Saariaho's Flute Concerto is beautiful and characteristically imaginative, an extended study of the flight and the movement of birds but also a very striking re-thinking of the idea of 'concerto'. At the beginning the flute almost designs the orchestra, generating not only melodic ideas but timbres; in a later section (a brilliant virtuoso dance-scherzo) the soloist 'teaches' the orchestra the melodic and other ideas that this vividly coloured movement uses. Other instruments take flight and become kindred birds, the space between a hovering bird and its shadow on the motionless earth beneath is finely suggested, but this is no mere imitative piece. It is at the same time a meditation on the symbolism of birds suggested by the poems of Saint-John Perse, to whose imaginative world the solo flute piece Laconisme de l'aile, written at the very beginning of Saariaho's mature career, is also indebted. Indeed in that piece the sounds of the flute, including multiphonics and other techniques, are generated by Perse's words, intoned by the flautist at the outset.

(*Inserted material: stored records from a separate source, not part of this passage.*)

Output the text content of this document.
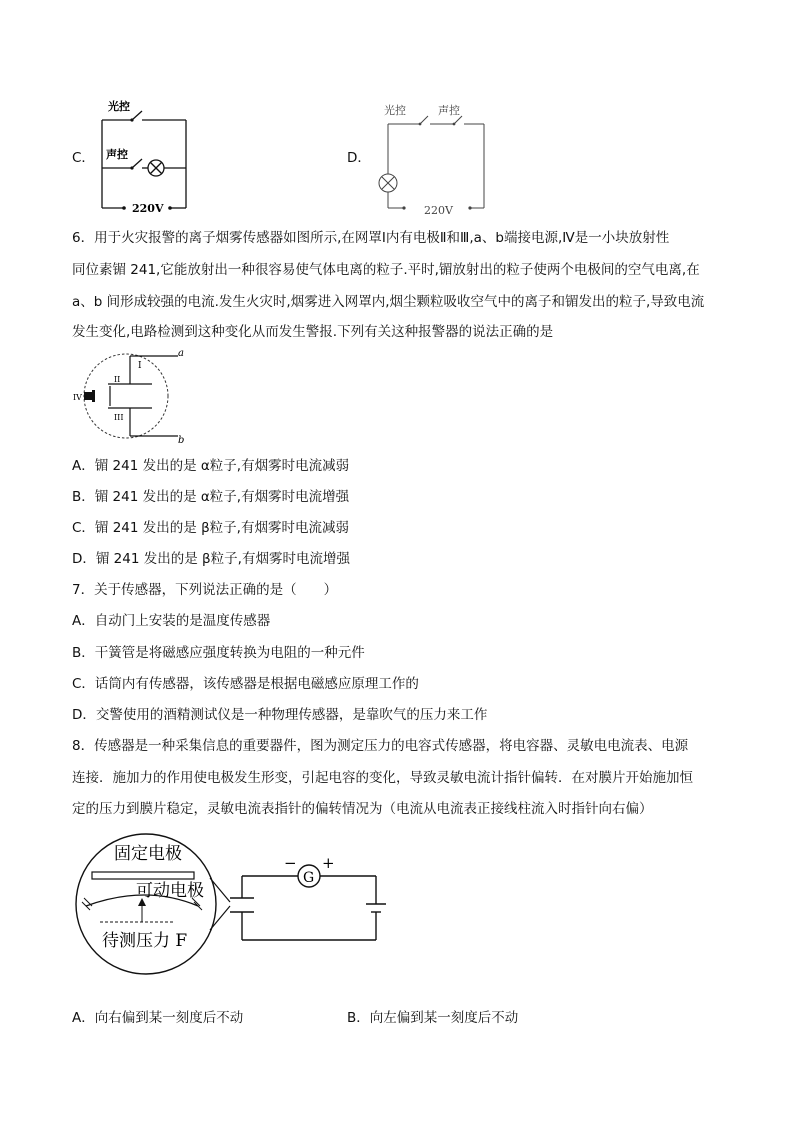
C．
光控
声控
220V
D．
光控	声控
220V
6．用于火灾报警的离子烟雾传感器如图所示,在网罩Ⅰ内有电极Ⅱ和Ⅲ,a、b端接电源,Ⅳ是一小块放射性
同位素镅 241,它能放射出一种很容易使气体电离的粒子.平时,镅放射出的粒子使两个电极间的空气电离,在
a、b 间形成较强的电流.发生火灾时,烟雾进入网罩内,烟尘颗粒吸收空气中的离子和镅发出的粒子,导致电流
发生变化,电路检测到这种变化从而发生警报.下列有关这种报警器的说法正确的是
a
b
I
II
III
IV
A．镅 241 发出的是 α粒子,有烟雾时电流减弱
B．镅 241 发出的是 α粒子,有烟雾时电流增强
C．镅 241 发出的是 β粒子,有烟雾时电流减弱
D．镅 241 发出的是 β粒子,有烟雾时电流增强
7．关于传感器，下列说法正确的是（　　）
A．自动门上安装的是温度传感器
B．干簧管是将磁感应强度转换为电阻的一种元件
C．话筒内有传感器，该传感器是根据电磁感应原理工作的
D．交警使用的酒精测试仪是一种物理传感器，是靠吹气的压力来工作
8．传感器是一种采集信息的重要器件，图为测定压力的电容式传感器，将电容器、灵敏电电流表、电源
连接．施加力的作用使电极发生形变，引起电容的变化，导致灵敏电流计指针偏转．在对膜片开始施加恒
定的压力到膜片稳定，灵敏电流表指针的偏转情况为（电流从电流表正接线柱流入时指针向右偏）
固定电极
可动电极
待测压力 F
G
− +
A．向右偏到某一刻度后不动	B．向左偏到某一刻度后不动
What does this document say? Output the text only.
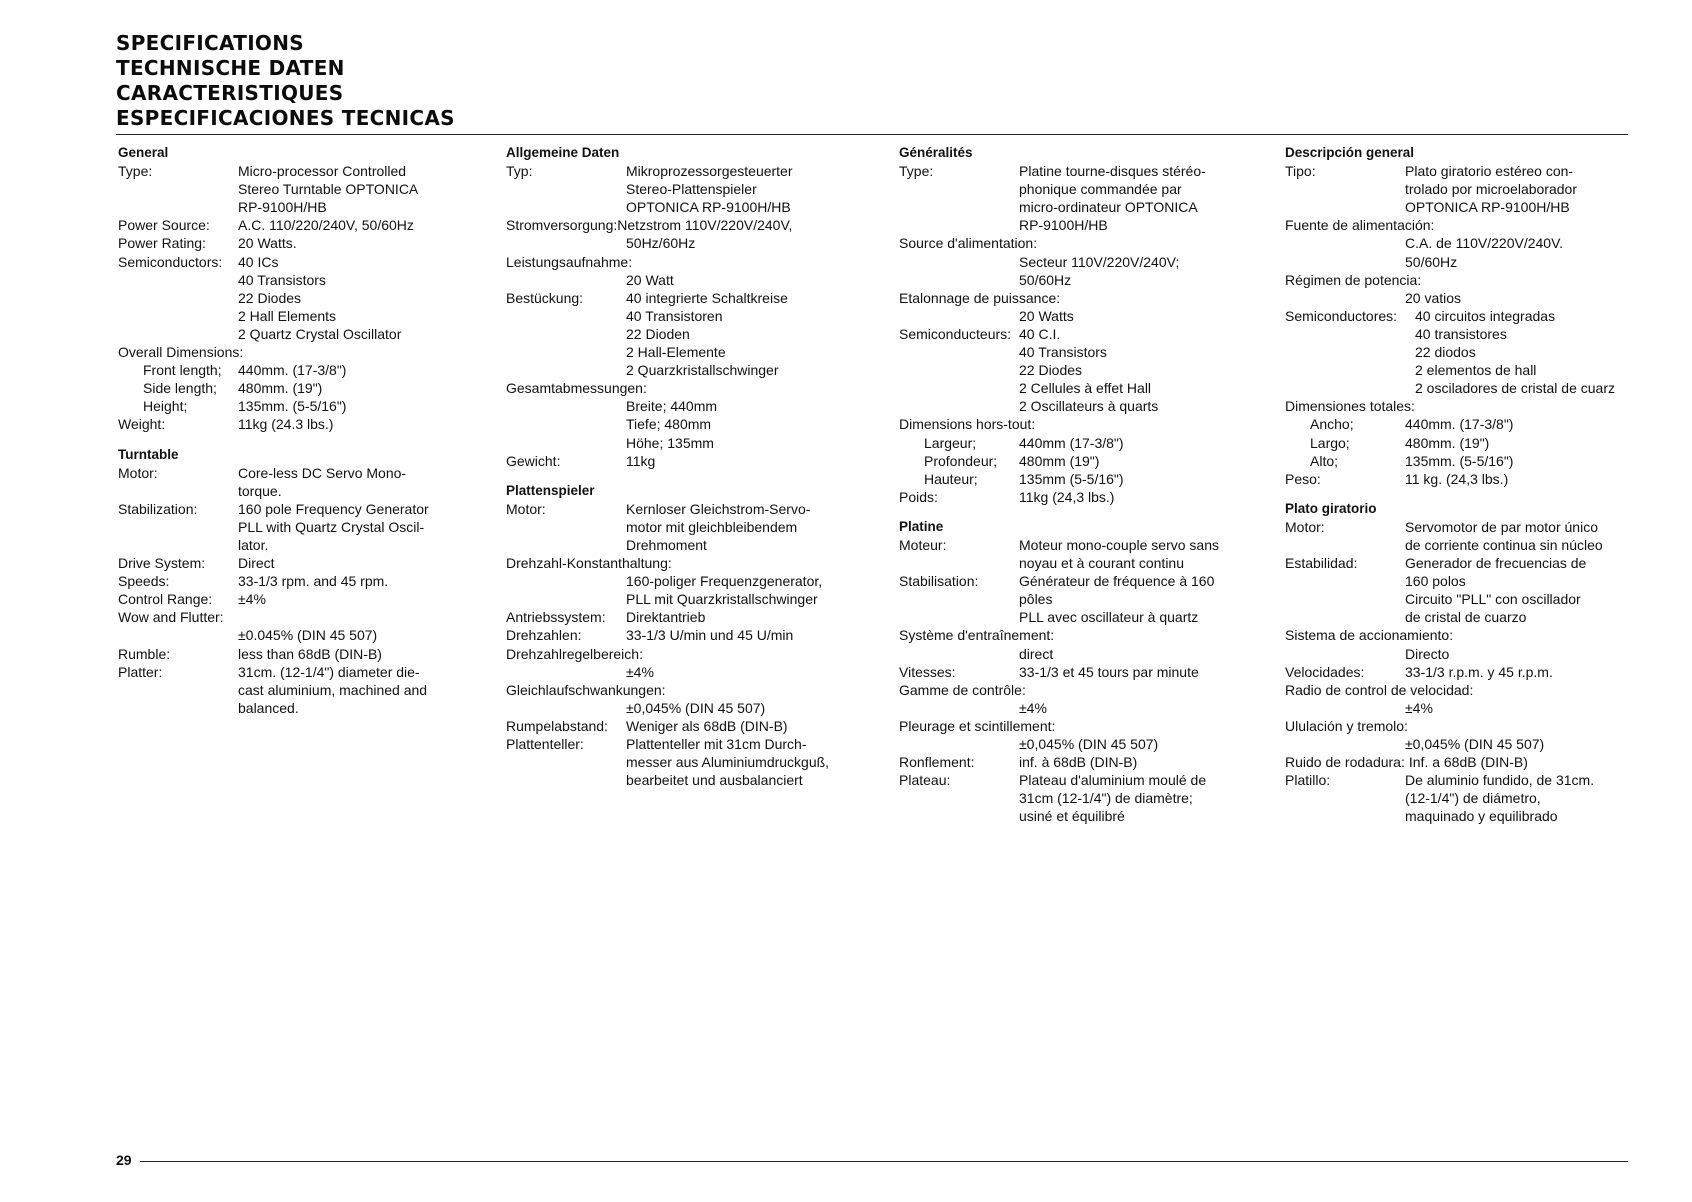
SPECIFICATIONS
TECHNISCHE DATEN
CARACTERISTIQUES
ESPECIFICACIONES TECNICAS
General
Type:	Micro-processor Controlled
Stereo Turntable OPTONICA
RP-9100H/HB
Power Source:	A.C. 110/220/240V, 50/60Hz
Power Rating:	20 Watts.
Semiconductors:	40 ICs
40 Transistors
22 Diodes
2 Hall Elements
2 Quartz Crystal Oscillator
Overall Dimensions:
Front length;	440mm. (17-3/8")
Side length;	480mm. (19")
Height;	135mm. (5-5/16")
Weight:	11kg (24.3 lbs.)
Turntable
Motor:	Core-less DC Servo Mono-
torque.
Stabilization:	160 pole Frequency Generator
PLL with Quartz Crystal Oscil-
lator.
Drive System:	Direct
Speeds:	33-1/3 rpm. and 45 rpm.
Control Range:	±4%
Wow and Flutter:
±0.045% (DIN 45 507)
Rumble:	less than 68dB (DIN-B)
Platter:	31cm. (12-1/4") diameter die-
cast aluminium, machined and
balanced.
Allgemeine Daten
Typ:	Mikroprozessorgesteuerter
Stereo-Plattenspieler
OPTONICA RP-9100H/HB
Stromversorgung: Netzstrom 110V/220V/240V,
50Hz/60Hz
Leistungsaufnahme:
20 Watt
Bestückung:	40 integrierte Schaltkreise
40 Transistoren
22 Dioden
2 Hall-Elemente
2 Quarzkristallschwinger
Gesamtabmessungen:
Breite; 440mm
Tiefe; 480mm
Höhe; 135mm
Gewicht:	11kg
Plattenspieler
Motor:	Kernloser Gleichstrom-Servo-
motor mit gleichbleibendem
Drehmoment
Drehzahl-Konstanthaltung:
160-poliger Frequenzgenerator,
PLL mit Quarzkristallschwinger
Antriebssystem:	Direktantrieb
Drehzahlen:	33-1/3 U/min und 45 U/min
Drehzahlregelbereich:
±4%
Gleichlaufschwankungen:
±0,045% (DIN 45 507)
Rumpelabstand:	Weniger als 68dB (DIN-B)
Plattenteller:	Plattenteller mit 31cm Durch-
messer aus Aluminiumdruckguß,
bearbeitet und ausbalanciert
Généralités
Type:	Platine tourne-disques stéréo-
phonique commandée par
micro-ordinateur OPTONICA
RP-9100H/HB
Source d'alimentation:
Secteur 110V/220V/240V;
50/60Hz
Etalonnage de puissance:
20 Watts
Semiconducteurs: 40 C.I.
40 Transistors
22 Diodes
2 Cellules à effet Hall
2 Oscillateurs à quarts
Dimensions hors-tout:
Largeur;	440mm (17-3/8")
Profondeur;	480mm (19")
Hauteur;	135mm (5-5/16")
Poids:	11kg (24,3 lbs.)
Platine
Moteur:	Moteur mono-couple servo sans
noyau et à courant continu
Stabilisation:	Générateur de fréquence à 160
pôles
PLL avec oscillateur à quartz
Système d'entraînement:
direct
Vitesses:	33-1/3 et 45 tours par minute
Gamme de contrôle:
±4%
Pleurage et scintillement:
±0,045% (DIN 45 507)
Ronflement:	inf. à 68dB (DIN-B)
Plateau:	Plateau d'aluminium moulé de
31cm (12-1/4") de diamètre;
usiné et équilibré
Descripción general
Tipo:	Plato giratorio estéreo con-
trolado por microelaborador
OPTONICA RP-9100H/HB
Fuente de alimentación:
C.A. de 110V/220V/240V.
50/60Hz
Régimen de potencia:
20 vatios
Semiconductores:	40 circuitos integradas
40 transistores
22 diodos
2 elementos de hall
2 osciladores de cristal de cuarz
Dimensiones totales:
Ancho;	440mm. (17-3/8")
Largo;	480mm. (19")
Alto;	135mm. (5-5/16")
Peso:	11 kg. (24,3 lbs.)
Plato giratorio
Motor:	Servomotor de par motor único
de corriente continua sin núcleo
Estabilidad:	Generador de frecuencias de
160 polos
Circuito "PLL" con oscillador
de cristal de cuarzo
Sistema de accionamiento:
Directo
Velocidades:	33-1/3 r.p.m. y 45 r.p.m.
Radio de control de velocidad:
±4%
Ululación y tremolo:
±0,045% (DIN 45 507)
Ruido de rodadura: Inf. a 68dB (DIN-B)
Platillo:	De aluminio fundido, de 31cm.
(12-1/4") de diámetro,
maquinado y equilibrado
29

The Montaigne disc is turned into an hommage to Perse by the inclusion of six of his poems, read in French by the writer Amin Maalouf and in English translation by the (American) flautist Camilla Hoitenga. Each poem is equipped with a 'sonic environment' composed by Saariaho using fragments of birdsong and flute phrases manipulated by computer. This material fills rather more than half the disc, but I cannot imagine wanting to hear it nearly so often as the Flute Concerto and its 'ancestor'. That Concerto, though, in its combination of richness of material, poetic imagery and strong dramatic structure, is one of Saariaho's major achievements. It is splendidly played and both cleanly and spaciously recorded.